Nie taki Bóg jak go malują.
Wiadomo, temat który może wywołać burzę i falę sprzeciwu, ale jak już zacząłem pisać, to nie po to by się wszystkim podobało, chce pisać o tym co myślę o niektórych sprawach, co mnie wpienia, a co jest godne uwagi.
Jestem przygotowany na besztanie mojej osoby, ale tak samo jak wszyscy mają prawo do swojego zdania, tak samo i ja je posiadam.
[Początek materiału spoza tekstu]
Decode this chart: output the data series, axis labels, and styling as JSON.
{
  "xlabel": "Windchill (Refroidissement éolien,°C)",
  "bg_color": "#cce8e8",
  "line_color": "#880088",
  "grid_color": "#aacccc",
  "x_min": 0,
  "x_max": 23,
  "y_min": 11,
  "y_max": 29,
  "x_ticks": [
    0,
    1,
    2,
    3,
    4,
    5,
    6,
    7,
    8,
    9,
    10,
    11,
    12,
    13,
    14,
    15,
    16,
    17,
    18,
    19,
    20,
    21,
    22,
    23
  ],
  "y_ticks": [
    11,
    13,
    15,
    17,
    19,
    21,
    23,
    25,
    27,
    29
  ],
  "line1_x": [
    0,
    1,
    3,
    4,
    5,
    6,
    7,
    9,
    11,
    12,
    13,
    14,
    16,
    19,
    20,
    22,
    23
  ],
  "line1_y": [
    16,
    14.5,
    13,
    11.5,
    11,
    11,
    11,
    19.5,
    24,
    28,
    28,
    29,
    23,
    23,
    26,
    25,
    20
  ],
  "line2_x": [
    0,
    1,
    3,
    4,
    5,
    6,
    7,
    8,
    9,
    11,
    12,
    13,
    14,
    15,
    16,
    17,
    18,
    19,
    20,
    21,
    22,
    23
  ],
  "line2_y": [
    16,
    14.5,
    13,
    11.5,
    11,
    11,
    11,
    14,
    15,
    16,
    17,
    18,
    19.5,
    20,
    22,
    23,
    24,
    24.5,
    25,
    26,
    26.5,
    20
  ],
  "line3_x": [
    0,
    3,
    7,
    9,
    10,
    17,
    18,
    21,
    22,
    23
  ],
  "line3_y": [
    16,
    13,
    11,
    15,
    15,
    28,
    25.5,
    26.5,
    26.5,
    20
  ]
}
Nie znaczy to jednak że mam w dupie wszystkie argumenty przeciw i rację mam tylko ja.
Kto wie może znajdzie się ktoś kto sprowadzi moją spaczoną duszę na "Jasną Stronę Mocy"
Bóg i przez kościół istota uważana za doskonałą, sprawiedliwą, miłosierną i ogólnie wszystko co uważane jest za dobre i prawe.
BULLSHIT !!
Żeby było jasne, nie neguje samego istnienia siły/istoty wykraczającej poza ludzkie pojęcie.
Uważam jedynie że nie jest do końca taki jakim "kreuje" go kościół.
Po pierwsze, istota miłosierna, taa.
Skoro Bóg jest tak wspaniały i miłosierny, czemu do jasnej anielki, pozwala na głód panujący w Afryce ? Czemu pozwala by trzęsienia ziemi, powodzie, huragany zabijały setki tysięcy istnień ? Albo nie ma na to wpływu więc wcale taki wszechmocny nie jest, albo średnio go to interesuje. W końcu ktoś kto jest uważany za osobę troskliwą-miłosierną
martwi się o wszystkich wokół i czyni wszystko by zapobiec cudzemu nieszczęściu. Przynajmniej tak ja to widzę.
Pewnie usłyszę tutaj, że kiedyś żyliśmy w raju i wszystko przez ludzki błąd, że Bóg nas za to ukarał, no dobra, skoro przyjmiemy taką właściwość, to czemu, do cholery, głodne dziecko mieszkające w Afryce ma płacić za błędy biblijnej pary ? Że niby Bóg dał szansę rodzajowi ludzkiemu na życie w raju, ale to spartolili, to czemu nie stworzył lepszej pierwszej pary ?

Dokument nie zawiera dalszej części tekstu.